Gleisendes Licht. Azurblauer Himmel, der durch zartes grünes Blattwerk scheint. Ich schaue zur Decke, wartend. Dreieinhalb Meter über uns, den Kranken, drängt sich das Bildwerk auf. Für Liegende, an der Schwelle zum nie mehr Aufstehen. Das Mosaik besteht aus einundzwanzig Acrylplatten, die im Querformat sieben mal drei angeordnet sind. Ein bizarres Fresko, das Zuversicht und Ruhe ausstrahlen soll, so meine Idee. Jedoch erinnert es mit seiner Bildsprache, die ein gekonnter Mix aus Zeugen Jehovas-Broschüre und Nahtoderfahrungs-Erzählung darstellt, eher an einen makabren Witz.
Ich warte, am ganz Körper verkabelt nach oben starrend, auf meinen Eingriff. Mich beschäftigt dabei die Frage, welch wirrer Kopf auf die Idee kommt, den Warteraum für den OP zu einer Aussegnungshalle zu gestalten.
Dennoch dankbar: So vergeht die Zeit des Wartens mit wichtigen Gedanken an die großen Fragen des Moments im Fluge (Langstrecke).
Dann: Stille. Drei Tage lang.
Stimmen und Durst sind die ersten Wahrnehmungen meiner Rückkehr von der Reise ins Nichts. An den Übergang erinnere ich mich nicht. Gab es einen? Ich war einfach wieder da – oder sollte ich sagen „noch“? Gierig trinke ich das kühle Wasser, am Strohhalm saugend, den mir eine weiße Gestalt – ein Engel? – an die Lippen führt. Es fühlt sich gut an: als ob mein Lebens-Akku auf zwei Prozent Ladung hochschnellt. Am nächsten Tag lerne ich, meine Arme zu heben – erst den linken, dann den rechten. Angeleitet von der Schwester, die so kraftvoll jetzt oft an meiner Seite ist, übe ich das Wieder-da-sein durch zaghaftes Bewegen immer weiterer Regionen meines Körpers.

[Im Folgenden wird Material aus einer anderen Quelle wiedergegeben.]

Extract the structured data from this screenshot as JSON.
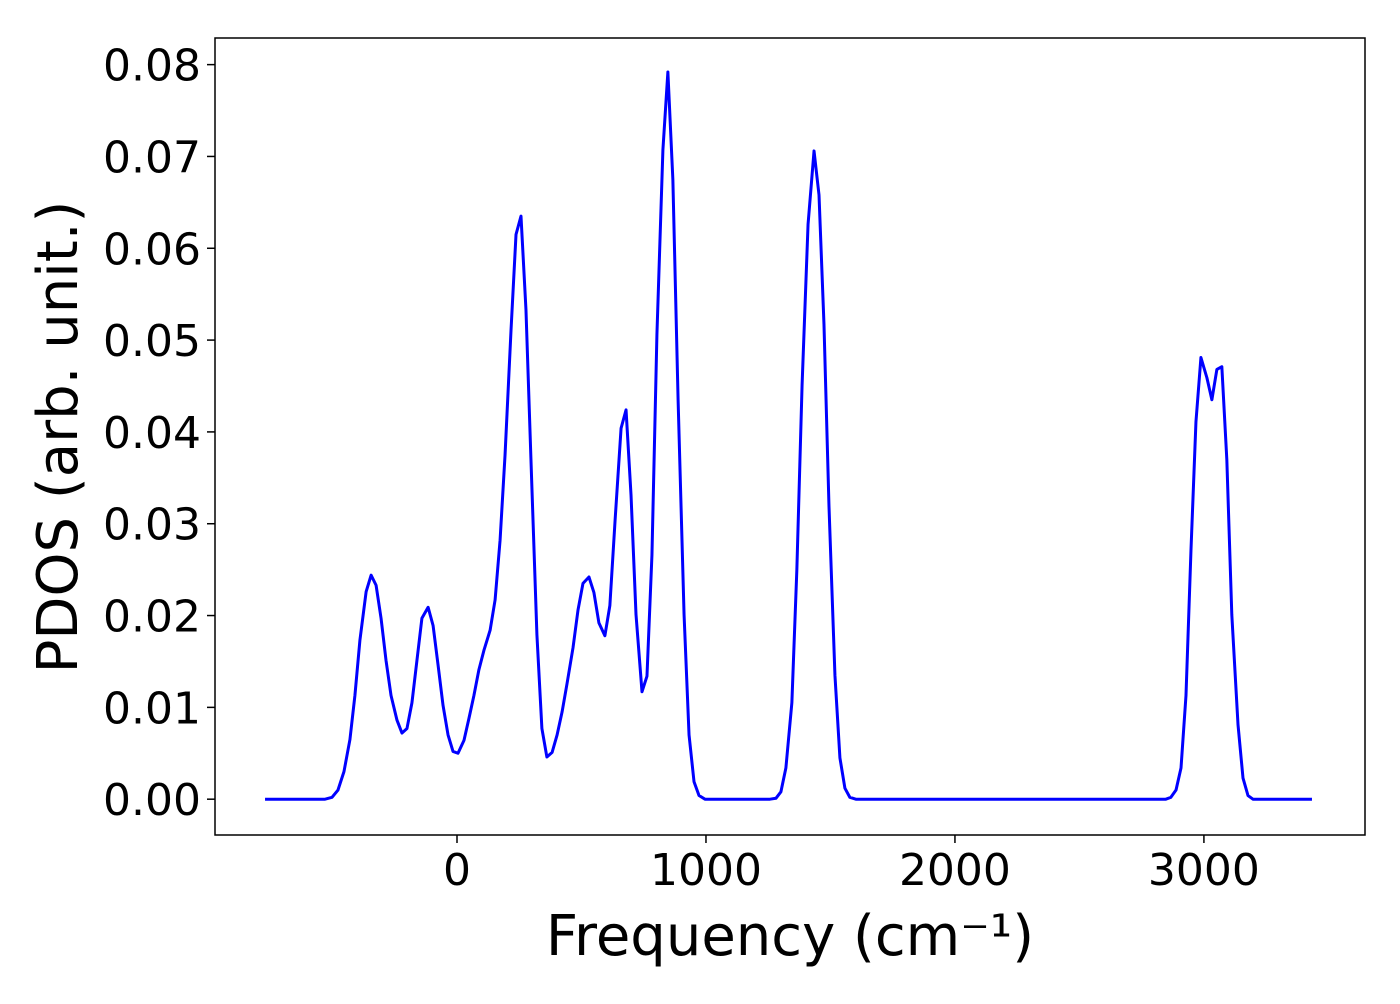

Es folgen Tage des Erwachens – ein Erwachen vom Vorher ins neue Jetzt. Es zeichnet sich dadurch aus, dass mein Aufsetzen im Klinikbett zum Feiertag gerät. Am achten Tag meines Erwachens fordert der Schwester-Engel, ich solle heute aufstehen. Stehen lernen, einen Schritt vor dem Gehen. Erschrocken von der Forderung nach dem Unmöglichen, gerate ich in Panik: Schon heute? Das schaff ich nicht!
Und doch – der Ohnmacht entkommen – ich stehe! An meinen Sohn denkend, erfasst mich ein seltsames Gefühl, das sich am besten beschreiben lässt mit Neu-geboren-sein, bewusst, selbstbewusst. Ich lächele zur Schwester hin, ihre weiße Uniform strahlt noch heller als sonst. Ein Krankenpfleger, der das Klinikzimmer betritt, ruft aus mit sprühender Spontanität: Johannes, er steht! Zur Kollegin hin: Bist du Jesus? Sie kichert verlegen und dreht sich gerührt weg. Ein einzigartiges Momentum, Achterbahngefühl als Bild festgehalten in mir – für immer.
Das Leben hier geht also weiter – neu, anders aufregend. Und: Engel gibt es.